Letak Tragedinya
Aksi solidaritas sosial, dalam hal ini yang bersifat mekanis, lazimnya ditujukan kepada seseorang atau sekolompok orang yang berstatus “korban”. “Korban” di sini bermakna “orang yang menjadi miskin secara sosial-ekonomi akibat bekerjanya faktor bencana, perang, atau politik”.
Faktanya, Kakek Suaedi dan Bu Saeni bukanlah “korban” yang menjadi miskin akibat dari salah satu faktor itu. Mereka hanya terkesankan “miskin” karena dicitrakan begitu melalui kekuatan media sosial.
Informasi sepihak semacam itu, dan dangkal, ternyata langsung memicu simpati netizen. Sebab informasi itu memuat “fakta orang kalah” (oleh kekuasaan dan lain-lain), dan netizen cenderung memposisikan dirinya sebagai “orang kalah” juga.
Maka, selanjutnya, solidaritas dalam bentuk donasi menjadi sangat mudah dibangun melalui media sosial. Netizen penyumbang cuma perlu “orang kalah” untuk disumbang. Tidak pernah bertanya lebih jauh tentang “siapa sebenarnya orang kalah” itu.
Solidaritas seperti itu sejatinya sangat baik, tapi kemudian menjadi sebuah tragedi manakala subyek solidaritas itu ternyata bukan orang yang sepantasnya. Kakek Suaedi dan Bu Saeni bukanlah orang-orang yang paling pantas untuk dibantu, karena masih banyak yang lebih parah kondisinya.

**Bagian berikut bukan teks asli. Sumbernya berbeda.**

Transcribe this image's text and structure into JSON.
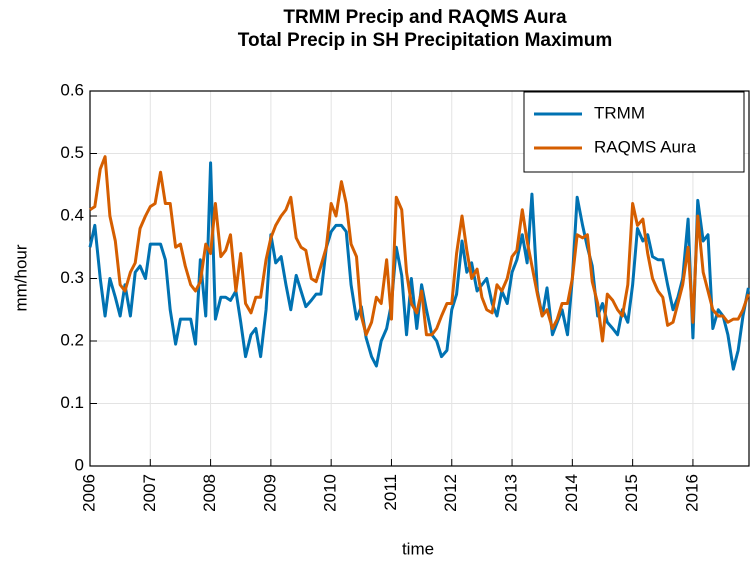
{
  "chart_data": {
    "type": "line",
    "title": [
      "TRMM Precip and RAQMS Aura",
      "Total Precip in SH Precipitation Maximum"
    ],
    "x_label": "time",
    "y_label": "mm/hour",
    "x": [
      2006,
      2006.08,
      2006.17,
      2006.25,
      2006.33,
      2006.42,
      2006.5,
      2006.58,
      2006.67,
      2006.75,
      2006.83,
      2006.92,
      2007,
      2007.08,
      2007.17,
      2007.25,
      2007.33,
      2007.42,
      2007.5,
      2007.58,
      2007.67,
      2007.75,
      2007.83,
      2007.92,
      2008,
      2008.08,
      2008.17,
      2008.25,
      2008.33,
      2008.42,
      2008.5,
      2008.58,
      2008.67,
      2008.75,
      2008.83,
      2008.92,
      2009,
      2009.08,
      2009.17,
      2009.25,
      2009.33,
      2009.42,
      2009.5,
      2009.58,
      2009.67,
      2009.75,
      2009.83,
      2009.92,
      2010,
      2010.08,
      2010.17,
      2010.25,
      2010.33,
      2010.42,
      2010.5,
      2010.58,
      2010.67,
      2010.75,
      2010.83,
      2010.92,
      2011,
      2011.08,
      2011.17,
      2011.25,
      2011.33,
      2011.42,
      2011.5,
      2011.58,
      2011.67,
      2011.75,
      2011.83,
      2011.92,
      2012,
      2012.08,
      2012.17,
      2012.25,
      2012.33,
      2012.42,
      2012.5,
      2012.58,
      2012.67,
      2012.75,
      2012.83,
      2012.92,
      2013,
      2013.08,
      2013.17,
      2013.25,
      2013.33,
      2013.42,
      2013.5,
      2013.58,
      2013.67,
      2013.75,
      2013.83,
      2013.92,
      2014,
      2014.08,
      2014.17,
      2014.25,
      2014.33,
      2014.42,
      2014.5,
      2014.58,
      2014.67,
      2014.75,
      2014.83,
      2014.92,
      2015,
      2015.08,
      2015.17,
      2015.25,
      2015.33,
      2015.42,
      2015.5,
      2015.58,
      2015.67,
      2015.75,
      2015.83,
      2015.92,
      2016,
      2016.08,
      2016.17,
      2016.25,
      2016.33,
      2016.42,
      2016.5,
      2016.58,
      2016.67,
      2016.75,
      2016.83,
      2016.92
    ],
    "series": [
      {
        "name": "TRMM",
        "color": "#0072b2",
        "values": [
          0.35,
          0.385,
          0.3,
          0.24,
          0.3,
          0.27,
          0.24,
          0.29,
          0.24,
          0.31,
          0.32,
          0.3,
          0.355,
          0.355,
          0.355,
          0.33,
          0.25,
          0.195,
          0.235,
          0.235,
          0.235,
          0.195,
          0.33,
          0.24,
          0.485,
          0.235,
          0.27,
          0.27,
          0.265,
          0.28,
          0.23,
          0.175,
          0.21,
          0.22,
          0.175,
          0.25,
          0.37,
          0.325,
          0.335,
          0.29,
          0.25,
          0.305,
          0.28,
          0.255,
          0.265,
          0.275,
          0.275,
          0.35,
          0.375,
          0.385,
          0.385,
          0.375,
          0.29,
          0.235,
          0.255,
          0.205,
          0.175,
          0.16,
          0.2,
          0.22,
          0.26,
          0.35,
          0.305,
          0.21,
          0.3,
          0.22,
          0.29,
          0.25,
          0.21,
          0.2,
          0.175,
          0.185,
          0.25,
          0.275,
          0.36,
          0.31,
          0.325,
          0.28,
          0.29,
          0.3,
          0.26,
          0.24,
          0.28,
          0.26,
          0.31,
          0.33,
          0.37,
          0.325,
          0.435,
          0.28,
          0.24,
          0.285,
          0.21,
          0.23,
          0.25,
          0.21,
          0.3,
          0.43,
          0.385,
          0.35,
          0.32,
          0.24,
          0.26,
          0.23,
          0.22,
          0.21,
          0.25,
          0.23,
          0.29,
          0.38,
          0.36,
          0.37,
          0.335,
          0.33,
          0.33,
          0.29,
          0.25,
          0.27,
          0.3,
          0.395,
          0.205,
          0.425,
          0.36,
          0.37,
          0.22,
          0.25,
          0.24,
          0.21,
          0.155,
          0.185,
          0.24,
          0.285
        ]
      },
      {
        "name": "RAQMS Aura",
        "color": "#d55e00",
        "values": [
          0.41,
          0.415,
          0.475,
          0.495,
          0.4,
          0.36,
          0.29,
          0.28,
          0.31,
          0.325,
          0.38,
          0.4,
          0.415,
          0.42,
          0.47,
          0.42,
          0.42,
          0.35,
          0.355,
          0.32,
          0.29,
          0.28,
          0.295,
          0.355,
          0.34,
          0.42,
          0.335,
          0.345,
          0.37,
          0.28,
          0.34,
          0.26,
          0.245,
          0.27,
          0.27,
          0.33,
          0.365,
          0.385,
          0.4,
          0.41,
          0.43,
          0.365,
          0.35,
          0.345,
          0.3,
          0.295,
          0.32,
          0.35,
          0.42,
          0.4,
          0.455,
          0.42,
          0.355,
          0.335,
          0.24,
          0.21,
          0.23,
          0.27,
          0.26,
          0.33,
          0.235,
          0.43,
          0.41,
          0.31,
          0.26,
          0.245,
          0.28,
          0.21,
          0.21,
          0.22,
          0.24,
          0.26,
          0.26,
          0.34,
          0.4,
          0.345,
          0.3,
          0.315,
          0.27,
          0.25,
          0.245,
          0.29,
          0.28,
          0.3,
          0.335,
          0.345,
          0.41,
          0.36,
          0.32,
          0.275,
          0.24,
          0.25,
          0.22,
          0.235,
          0.26,
          0.26,
          0.3,
          0.37,
          0.365,
          0.37,
          0.295,
          0.26,
          0.2,
          0.275,
          0.265,
          0.25,
          0.24,
          0.29,
          0.42,
          0.385,
          0.395,
          0.34,
          0.3,
          0.28,
          0.27,
          0.225,
          0.23,
          0.26,
          0.29,
          0.35,
          0.23,
          0.4,
          0.31,
          0.28,
          0.25,
          0.24,
          0.24,
          0.23,
          0.235,
          0.235,
          0.25,
          0.275
        ]
      }
    ],
    "xlim": [
      2006,
      2016.93
    ],
    "ylim": [
      0,
      0.6
    ],
    "xticks": [
      2006,
      2007,
      2008,
      2009,
      2010,
      2011,
      2012,
      2013,
      2014,
      2015,
      2016
    ],
    "yticks": [
      0,
      0.1,
      0.2,
      0.3,
      0.4,
      0.5,
      0.6
    ],
    "grid": true,
    "legend": "upper right"
  }
}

Jadi, bukankah sebuah tragedi solidaritas jika orang sebenarnya cukupan secara sosial-ekonomi justru memperoleh kucuran dana solidaritas?
Maka, ke depan, sebaiknya netizen dapat lebih kritis menanggapi penggalangan solidaritas semacam itu. Teliti sebelum memberi. Jangan lagi menjadi bagian dari sebuah tragedi.(*)
*)Artikel ini adalah pemikiran awal tentang konsep "tragedi solidaritas", dan sangat terbuka untuk diperdebatkan.